George had been right to call her, but it would have been easier to come for the funeral. Being here now still gave her time, and time demanded action in some way. She exhaled. Standing here she couldn’t avoid thinking of her father, missing what she could barely remember. She’d been eight when he died, and she only had one photo of the two of them. Years ago, when she’d asked for others her mother had shrugged and said she didn’t know what had happened to them. Diana had found that hard to believe. Why wouldn’t she know? But her mother had never changed her answer.
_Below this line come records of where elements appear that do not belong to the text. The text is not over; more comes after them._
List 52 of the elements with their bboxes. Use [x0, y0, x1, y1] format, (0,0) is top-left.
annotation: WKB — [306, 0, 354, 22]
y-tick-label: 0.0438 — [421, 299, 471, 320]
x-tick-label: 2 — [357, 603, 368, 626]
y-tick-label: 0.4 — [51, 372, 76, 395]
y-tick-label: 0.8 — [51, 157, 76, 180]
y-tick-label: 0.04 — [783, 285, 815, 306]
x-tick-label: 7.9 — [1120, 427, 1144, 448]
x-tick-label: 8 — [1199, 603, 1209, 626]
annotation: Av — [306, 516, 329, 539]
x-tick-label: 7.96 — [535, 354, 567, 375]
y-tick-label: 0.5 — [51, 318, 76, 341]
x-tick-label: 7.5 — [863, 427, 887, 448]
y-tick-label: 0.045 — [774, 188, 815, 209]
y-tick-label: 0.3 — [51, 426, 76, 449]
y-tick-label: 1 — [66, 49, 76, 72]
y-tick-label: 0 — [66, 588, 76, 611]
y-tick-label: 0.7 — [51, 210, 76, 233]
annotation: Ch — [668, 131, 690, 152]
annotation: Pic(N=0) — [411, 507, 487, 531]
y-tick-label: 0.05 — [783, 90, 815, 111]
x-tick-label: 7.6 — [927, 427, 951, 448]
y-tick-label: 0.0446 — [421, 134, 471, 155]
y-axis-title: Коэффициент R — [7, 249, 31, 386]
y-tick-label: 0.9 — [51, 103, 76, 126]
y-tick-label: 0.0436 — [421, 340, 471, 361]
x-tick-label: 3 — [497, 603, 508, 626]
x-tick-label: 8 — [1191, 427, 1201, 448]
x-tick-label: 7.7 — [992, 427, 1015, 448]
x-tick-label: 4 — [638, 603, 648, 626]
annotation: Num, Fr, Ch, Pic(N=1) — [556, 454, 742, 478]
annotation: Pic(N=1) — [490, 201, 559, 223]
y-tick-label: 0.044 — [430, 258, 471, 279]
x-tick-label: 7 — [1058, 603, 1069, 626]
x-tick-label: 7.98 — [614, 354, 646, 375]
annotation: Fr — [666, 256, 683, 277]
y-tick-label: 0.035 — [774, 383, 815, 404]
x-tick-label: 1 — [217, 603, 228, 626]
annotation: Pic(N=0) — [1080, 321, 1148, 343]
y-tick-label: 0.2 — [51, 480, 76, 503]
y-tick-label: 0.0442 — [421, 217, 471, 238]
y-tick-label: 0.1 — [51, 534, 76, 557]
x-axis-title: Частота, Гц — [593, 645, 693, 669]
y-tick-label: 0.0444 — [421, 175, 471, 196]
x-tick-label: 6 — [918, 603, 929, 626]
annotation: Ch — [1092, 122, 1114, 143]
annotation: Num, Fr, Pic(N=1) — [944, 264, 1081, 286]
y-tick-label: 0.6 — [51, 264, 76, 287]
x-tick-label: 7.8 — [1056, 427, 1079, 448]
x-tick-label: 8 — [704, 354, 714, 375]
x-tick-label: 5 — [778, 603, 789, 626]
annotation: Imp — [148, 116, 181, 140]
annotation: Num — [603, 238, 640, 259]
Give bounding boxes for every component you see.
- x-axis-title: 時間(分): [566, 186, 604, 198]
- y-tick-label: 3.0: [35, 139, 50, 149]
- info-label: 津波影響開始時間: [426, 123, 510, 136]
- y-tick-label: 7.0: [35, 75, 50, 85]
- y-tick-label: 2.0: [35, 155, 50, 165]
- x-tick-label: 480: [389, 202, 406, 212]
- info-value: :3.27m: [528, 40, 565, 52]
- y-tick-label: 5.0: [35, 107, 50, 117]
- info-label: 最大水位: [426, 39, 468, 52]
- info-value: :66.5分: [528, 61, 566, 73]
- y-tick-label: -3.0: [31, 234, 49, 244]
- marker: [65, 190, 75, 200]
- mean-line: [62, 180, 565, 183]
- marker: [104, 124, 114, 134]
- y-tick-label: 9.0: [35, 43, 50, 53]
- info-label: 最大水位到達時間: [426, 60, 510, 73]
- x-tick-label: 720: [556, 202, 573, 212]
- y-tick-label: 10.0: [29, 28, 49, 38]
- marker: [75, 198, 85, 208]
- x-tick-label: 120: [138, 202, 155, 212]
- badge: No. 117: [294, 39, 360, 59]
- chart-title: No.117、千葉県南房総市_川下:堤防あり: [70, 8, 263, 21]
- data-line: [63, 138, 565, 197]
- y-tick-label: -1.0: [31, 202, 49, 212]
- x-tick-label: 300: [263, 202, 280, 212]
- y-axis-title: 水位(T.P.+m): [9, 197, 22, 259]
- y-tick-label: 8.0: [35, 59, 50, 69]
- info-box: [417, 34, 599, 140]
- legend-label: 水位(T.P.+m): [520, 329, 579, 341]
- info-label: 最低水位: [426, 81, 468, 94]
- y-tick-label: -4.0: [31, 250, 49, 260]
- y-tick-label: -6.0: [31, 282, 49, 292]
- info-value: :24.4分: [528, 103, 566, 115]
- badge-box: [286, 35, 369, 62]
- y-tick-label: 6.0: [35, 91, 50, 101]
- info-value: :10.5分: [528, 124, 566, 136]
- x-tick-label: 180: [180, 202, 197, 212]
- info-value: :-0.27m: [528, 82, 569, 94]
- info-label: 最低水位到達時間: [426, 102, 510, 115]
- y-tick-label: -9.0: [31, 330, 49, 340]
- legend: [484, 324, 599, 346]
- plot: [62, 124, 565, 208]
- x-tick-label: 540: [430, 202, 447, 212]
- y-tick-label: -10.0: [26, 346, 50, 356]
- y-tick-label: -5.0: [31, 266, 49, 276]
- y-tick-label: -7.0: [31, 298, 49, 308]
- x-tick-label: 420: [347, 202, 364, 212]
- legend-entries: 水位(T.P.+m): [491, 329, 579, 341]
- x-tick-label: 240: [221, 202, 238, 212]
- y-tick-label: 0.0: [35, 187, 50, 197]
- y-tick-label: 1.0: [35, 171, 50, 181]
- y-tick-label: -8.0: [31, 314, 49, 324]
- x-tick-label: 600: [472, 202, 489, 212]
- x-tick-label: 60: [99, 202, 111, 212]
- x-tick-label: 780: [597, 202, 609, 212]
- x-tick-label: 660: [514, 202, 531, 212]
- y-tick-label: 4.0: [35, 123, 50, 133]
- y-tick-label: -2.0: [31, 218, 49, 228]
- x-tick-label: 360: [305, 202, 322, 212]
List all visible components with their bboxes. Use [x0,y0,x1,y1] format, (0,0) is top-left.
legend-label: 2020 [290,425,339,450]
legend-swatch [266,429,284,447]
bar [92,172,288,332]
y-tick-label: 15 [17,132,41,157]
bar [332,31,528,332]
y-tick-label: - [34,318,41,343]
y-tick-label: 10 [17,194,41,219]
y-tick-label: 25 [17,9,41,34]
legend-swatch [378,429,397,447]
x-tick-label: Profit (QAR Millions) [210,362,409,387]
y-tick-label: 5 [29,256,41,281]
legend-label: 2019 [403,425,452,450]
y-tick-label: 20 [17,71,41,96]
Around this one photo she had structured all her memories. The housekeeper at the time, Mrs Hoskine, had sent it to Diana at boarding school. Closing her eyes, she could envision the washed-out colours of the snapshot. Diana was on her father’s shoulders and they were looking out to the bay. Both of them were smiling and pointing. On that day she had been a pirate about to sail the seven seas but always to return home to Boskenna. Now, home and Boskenna were two words she wouldn’t put in the same sentence. Diana’s last visit, ten years ago, had been because of her daughter, Lottie . . . artistic, flighty, and too trusting.

Her mother wheezed, and Diana turned to look at her. She had known what Lottie needed right from the start. Diana had been wrong. Not just then but in so much of her life. Yet she was sixty-four and still at the peak of her profession, about ready to slow down and allow others to move into her shoes. Her career, she was proud of but not much else and certainly not her mothering skills. Those she had learned from the woman in the chair. How she had longed for the closeness that Lottie had with her grandmother. Jealousy left a bitter taste and even now it lingered about the sides of her tongue.